By TMoM Team Member Britney Dent
In 2021, around 19.4 percent of teenagers between ages 16 and 19 were employees while enrolled at school in the United States. This is an increase from the previous year, when 17.6 percent of teenagers were working while in school. There are even more working teens in the Summer. Overall, more than 6 million U.S. teens, or 36.6%, had a paying job for at least part of last summer, marking the highest teen summer employment rate since 2008, according to a Pew Research Center analysis of data from the Bureau of Labor Statistics.
There are benefits to teens having a job including: earning their own money, learning important skills, and building character.
So how can your teen improve their chances of getting that summer job? These tips can help! Share them with your teen!
Decide what you want
To be happier at work, you must first decide what you want from your job. Do you want to work inside or outside? Do you want to work early mornings or late nights? (There are restrictions about how late based on age). Do you want to work with other teens or it doesn’t matter?
The decision you make here can help make the job search easier. So think carefully and get clear on what you want so you can concentrate on applying for specific jobs.
If you don’t know where to start, research companies that hire teens, companies that interest you and research the people that work there.
Clean up your social media
Research has shown that about 75% of employers search the internet when looking for information on potential employees. They especially look on social networks like Facebook, Instagram, Twitter, and LinkedIn.
Don’t let potential employers see anything that your great grandmother wouldn’t like. You can use social media to show that you’re an excellent person to hire. Check your photos and don’t post anything that employers might find offensive.

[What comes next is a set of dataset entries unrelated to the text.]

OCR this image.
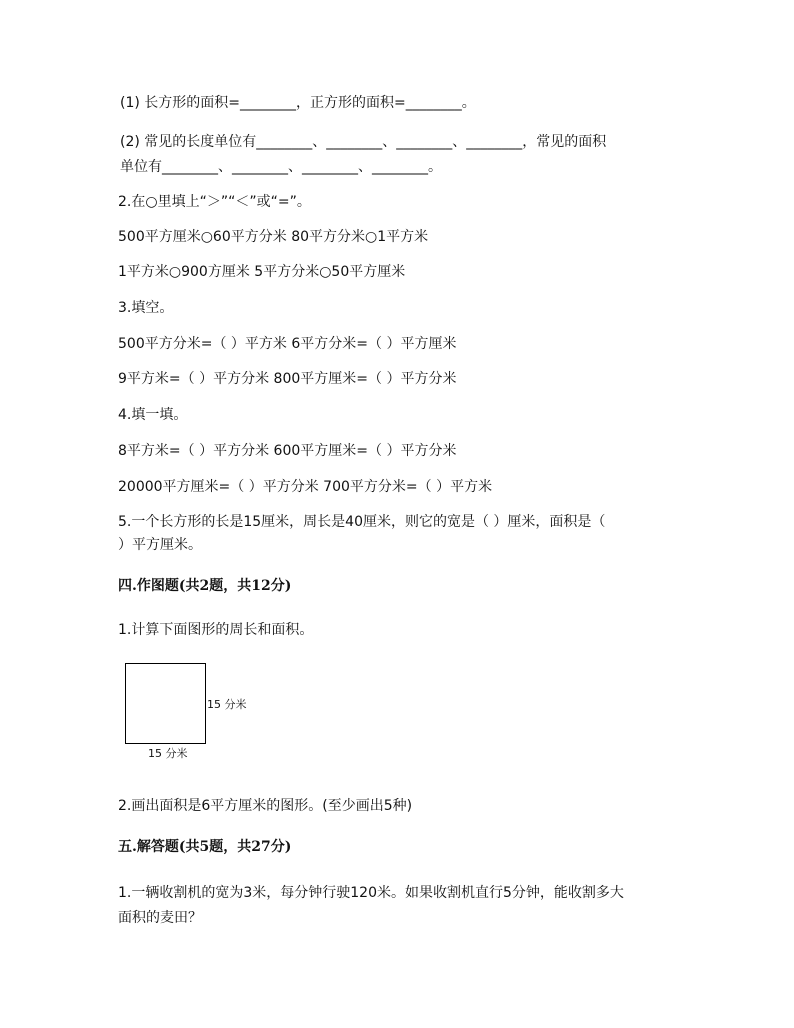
(1) 长方形的面积=________，正方形的面积=________。
(2) 常见的长度单位有________、________、________、________，常见的面积
单位有________、________、________、________。
2.在○里填上“＞”“＜”或“=”。
500平方厘米○60平方分米 80平方分米○1平方米
1平方米○900方厘米 5平方分米○50平方厘米
3.填空。
500平方分米=（ ）平方米 6平方分米=（ ）平方厘米
9平方米=（ ）平方分米 800平方厘米=（ ）平方分米
4.填一填。
8平方米=（ ）平方分米 600平方厘米=（ ）平方分米
20000平方厘米=（ ）平方分米 700平方分米=（ ）平方米
5.一个长方形的长是15厘米，周长是40厘米，则它的宽是（ ）厘米，面积是（
）平方厘米。
四.作图题(共2题，共12分)
1.计算下面图形的周长和面积。
15 分米
15 分米
2.画出面积是6平方厘米的图形。(至少画出5种)
五.解答题(共5题，共27分)
1.一辆收割机的宽为3米，每分钟行驶120米。如果收割机直行5分钟，能收割多大
面积的麦田？
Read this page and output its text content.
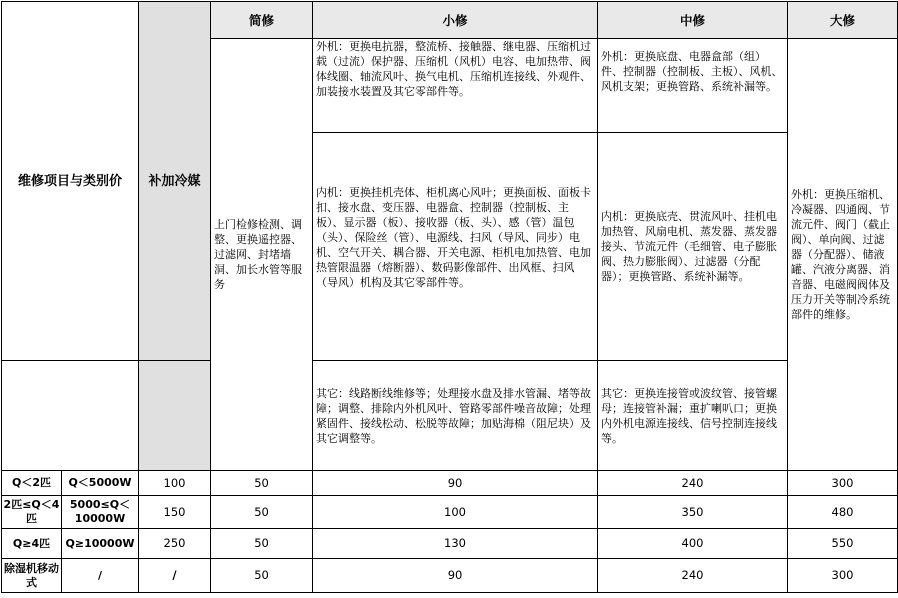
维修项目与类别价		补加冷媒	简修	小修	中修	大修
			上门检修检测、调整、更换遥控器、过滤网、封堵墙洞、加长水管等服务	外机：更换电抗器，整流桥、接触器、继电器、压缩机过载（过流）保护器、压缩机（风机）电容、电加热带、阀体线圈、轴流风叶、换气电机、压缩机连接线、外观件、加装接水装置及其它零部件等。	外机：更换底盘、电器盒部（组）件、控制器（控制板、主板）、风机、风机支架；更换管路、系统补漏等。	外机：更换压缩机、冷凝器、四通阀、节流元件、阀门（截止阀）、单向阀、过滤器（分配器）、储液罐、汽液分离器、消音器、电磁阀阀体及压力开关等制冷系统部件的维修。
				内机：更换挂机壳体、柜机离心风叶；更换面板、面板卡扣、接水盘、变压器、电器盒、控制器（控制板、主板）、显示器（板）、接收器（板、头）、感（管）温包（头）、保险丝（管）、电源线、扫风（导风、同步）电机、空气开关、耦合器、开关电源、柜机电加热管、电加热管限温器（熔断器）、数码影像部件、出风框、扫风（导风）机构及其它零部件等。	内机：更换底壳、贯流风叶、挂机电加热管、风扇电机、蒸发器、蒸发器接头、节流元件（毛细管、电子膨胀阀、热力膨胀阀）、过滤器（分配器）；更换管路、系统补漏等。	
				其它：线路断线维修等；处理接水盘及排水管漏、堵等故障；调整、排除内外机风叶、管路零部件噪音故障；处理紧固件、接线松动、松脱等故障；加贴海棉（阻尼块）及其它调整等。	其它：更换连接管或波纹管、接管螺母；连接管补漏；重扩喇叭口；更换内外机电源连接线、信号控制连接线等。	
Q＜2匹	Q＜5000W	100	50	90	240	300
2匹≤Q＜4匹	5000≤Q＜10000W	150	50	100	350	480
Q≥4匹	Q≥10000W	250	50	130	400	550
除湿机移动式	/	/	50	90	240	300
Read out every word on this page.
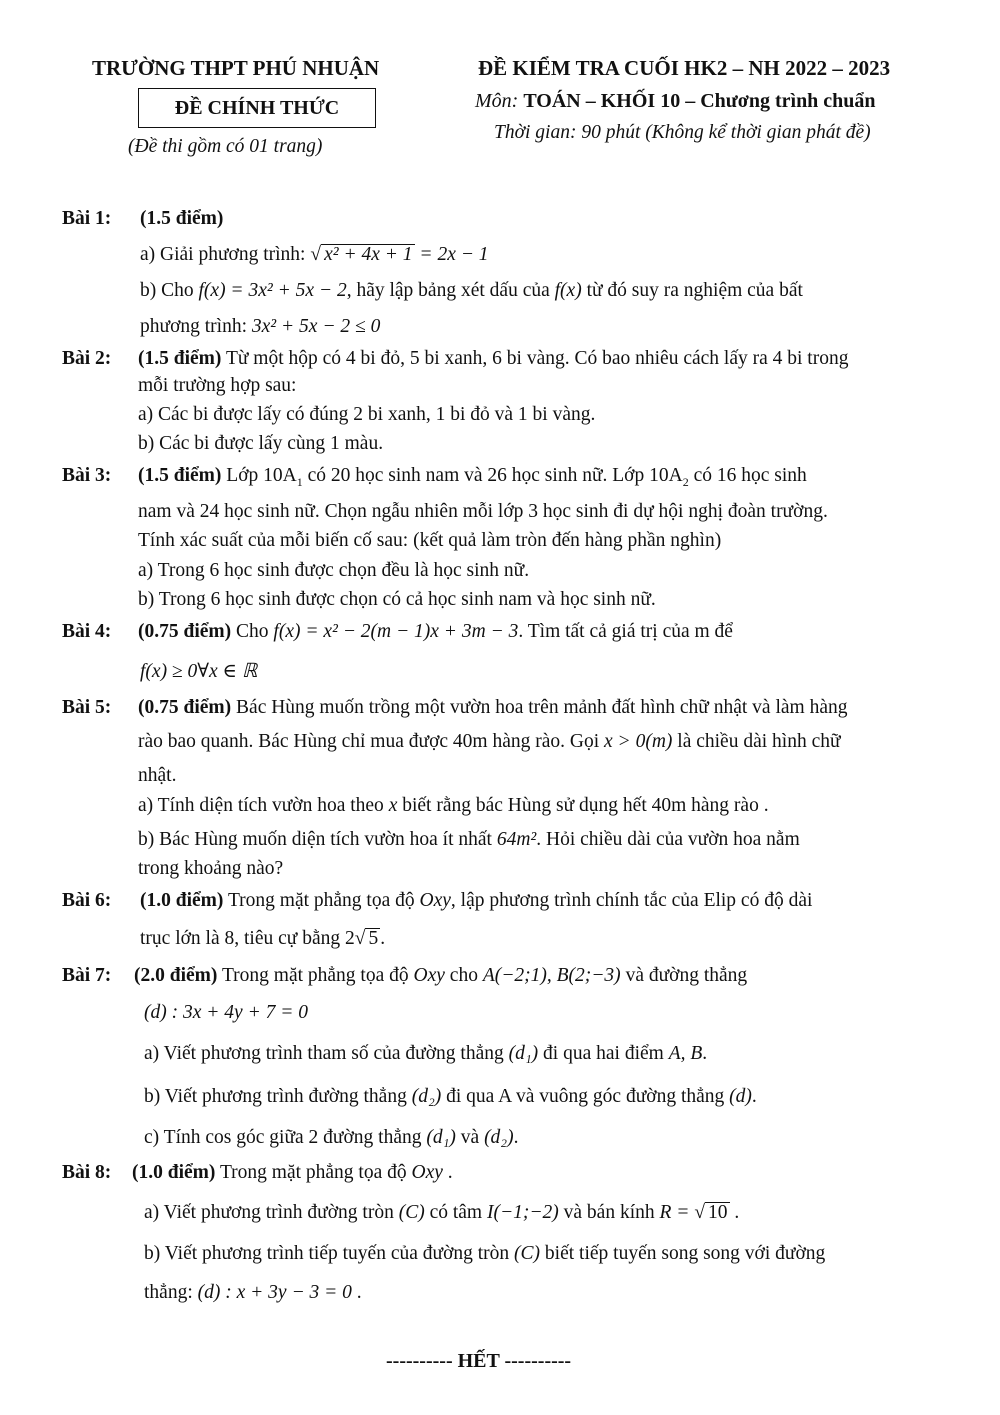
TRƯỜNG THPT PHÚ NHUẬN
ĐỀ CHÍNH THỨC
(Đề thi gồm có 01 trang)
ĐỀ KIỂM TRA CUỐI HK2 – NH 2022 – 2023
Môn: TOÁN – KHỐI 10 – Chương trình chuẩn
Thời gian: 90 phút (Không kể thời gian phát đề)
Bài 1: (1.5 điểm)
a) Giải phương trình: √ x² + 4x + 1 = 2x − 1
b) Cho f(x) = 3x² + 5x − 2, hãy lập bảng xét dấu của f(x) từ đó suy ra nghiệm của bất
phương trình: 3x² + 5x − 2 ≤ 0
Bài 2: (1.5 điểm) Từ một hộp có 4 bi đỏ, 5 bi xanh, 6 bi vàng. Có bao nhiêu cách lấy ra 4 bi trong
mỗi trường hợp sau:
a) Các bi được lấy có đúng 2 bi xanh, 1 bi đỏ và 1 bi vàng.
b) Các bi được lấy cùng 1 màu.
Bài 3: (1.5 điểm) Lớp $10A_1$ có 20 học sinh nam và 26 học sinh nữ. Lớp $10A_2$ có 16 học sinh
nam và 24 học sinh nữ. Chọn ngẫu nhiên mỗi lớp 3 học sinh đi dự hội nghị đoàn trường.
Tính xác suất của mỗi biến cố sau: (kết quả làm tròn đến hàng phần nghìn)
a) Trong 6 học sinh được chọn đều là học sinh nữ.
b) Trong 6 học sinh được chọn có cả học sinh nam và học sinh nữ.
Bài 4: (0.75 điểm) Cho f(x) = x² − 2(m − 1)x + 3m − 3. Tìm tất cả giá trị của m để
f(x) ≥ 0∀x ∈ ℝ
Bài 5: (0.75 điểm) Bác Hùng muốn trồng một vườn hoa trên mảnh đất hình chữ nhật và làm hàng
rào bao quanh. Bác Hùng chỉ mua được 40m hàng rào. Gọi x > 0(m) là chiều dài hình chữ
nhật.
a) Tính diện tích vườn hoa theo x biết rằng bác Hùng sử dụng hết 40m hàng rào .
b) Bác Hùng muốn diện tích vườn hoa ít nhất 64m². Hỏi chiều dài của vườn hoa nằm
trong khoảng nào?
Bài 6: (1.0 điểm) Trong mặt phẳng tọa độ Oxy, lập phương trình chính tắc của Elip có độ dài
trục lớn là 8, tiêu cự bằng 2√ 5 .
Bài 7: (2.0 điểm) Trong mặt phẳng tọa độ Oxy cho A(−2;1), B(2;−3) và đường thẳng
(d) : 3x + 4y + 7 = 0
a) Viết phương trình tham số của đường thẳng (d₁) đi qua hai điểm A, B.
b) Viết phương trình đường thẳng (d₂) đi qua A và vuông góc đường thẳng (d).
c) Tính cos góc giữa 2 đường thẳng (d₁) và (d₂).
Bài 8: (1.0 điểm) Trong mặt phẳng tọa độ Oxy .
a) Viết phương trình đường tròn (C) có tâm I(−1;−2) và bán kính R = √ 10 .
b) Viết phương trình tiếp tuyến của đường tròn (C) biết tiếp tuyến song song với đường
thẳng: (d) : x + 3y − 3 = 0 .
---------- HẾT ----------
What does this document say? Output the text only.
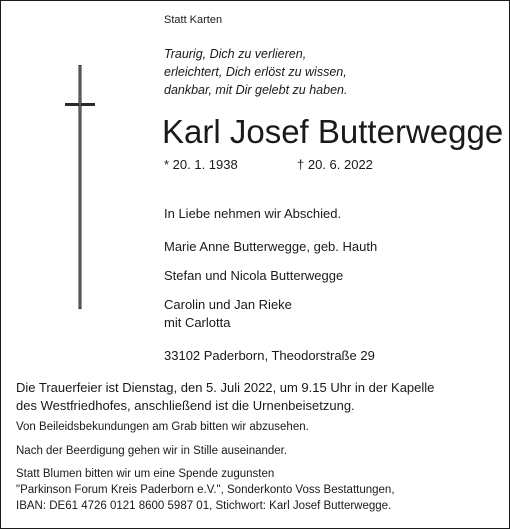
Statt Karten
Traurig, Dich zu verlieren,
erleichtert, Dich erlöst zu wissen,
dankbar, mit Dir gelebt zu haben.
Karl Josef Butterwegge
* 20. 1. 1938	† 20. 6. 2022
In Liebe nehmen wir Abschied.
Marie Anne Butterwegge, geb. Hauth
Stefan und Nicola Butterwegge
Carolin und Jan Rieke
mit Carlotta
33102 Paderborn, Theodorstraße 29
Die Trauerfeier ist Dienstag, den 5. Juli 2022, um 9.15 Uhr in der Kapelle
des Westfriedhofes, anschließend ist die Urnenbeisetzung.
Von Beileidsbekundungen am Grab bitten wir abzusehen.
Nach der Beerdigung gehen wir in Stille auseinander.
Statt Blumen bitten wir um eine Spende zugunsten
"Parkinson Forum Kreis Paderborn e.V.", Sonderkonto Voss Bestattungen,
IBAN: DE61 4726 0121 8600 5987 01, Stichwort: Karl Josef Butterwegge.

Inform your family and references
After you’ve determined which jobs you want to apply to, inform your family and contacts about it and ensure they know if you have put them down for a reference. Better yet, ask them if they would be willing to provide references for you when you begin applying for jobs. A lot of times a teacher or coach can provide a job reference for a teen. Some employers won’t consider hiring you if they can’t contact your references to verify that you would be a good employee.
Brag on yourself
You may not have a lot of qualifications if this is your first “real job” but brag on what you have accomplished so far. Create a resume, even if it’s short and include your honors, volunteer experiences, athletic achievements, academic awards, and any certifications. The goal is to make a good impression and have an opportunity to be considered for the position.
Be on Time
You may or may not have to have a formal interview. If you have an interview, be on time. If you have to drop off paperwork to the manager because you’ve already been hired, be on time. Once you get the job, for each day you are scheduled, be on time! My dad used to say: “To be early is to be on time, to be on time is to be late and to be late is just pitiful”. Don’t be pitiful!
Dress the Part
Be sure to dress up for your interview or for dropping off your job application. You can’t be overdressed for the interview. A cardigan or blazer is always impressive. Depending on what type of job you are applying for, you will have different uniforms (casual, athletic, business casual, semi-formal, etc.). Be sure to take care of your uniform and dress appropriately for the job you will be doing.
Have a Profitable Summer
Don’t wait until the first day of Summer to apply for summer opportunities. Prepare now for your summer job and go after the job that you want! Don’t forget to request time off for family vacation and back to school orientation. Have a profitable summer!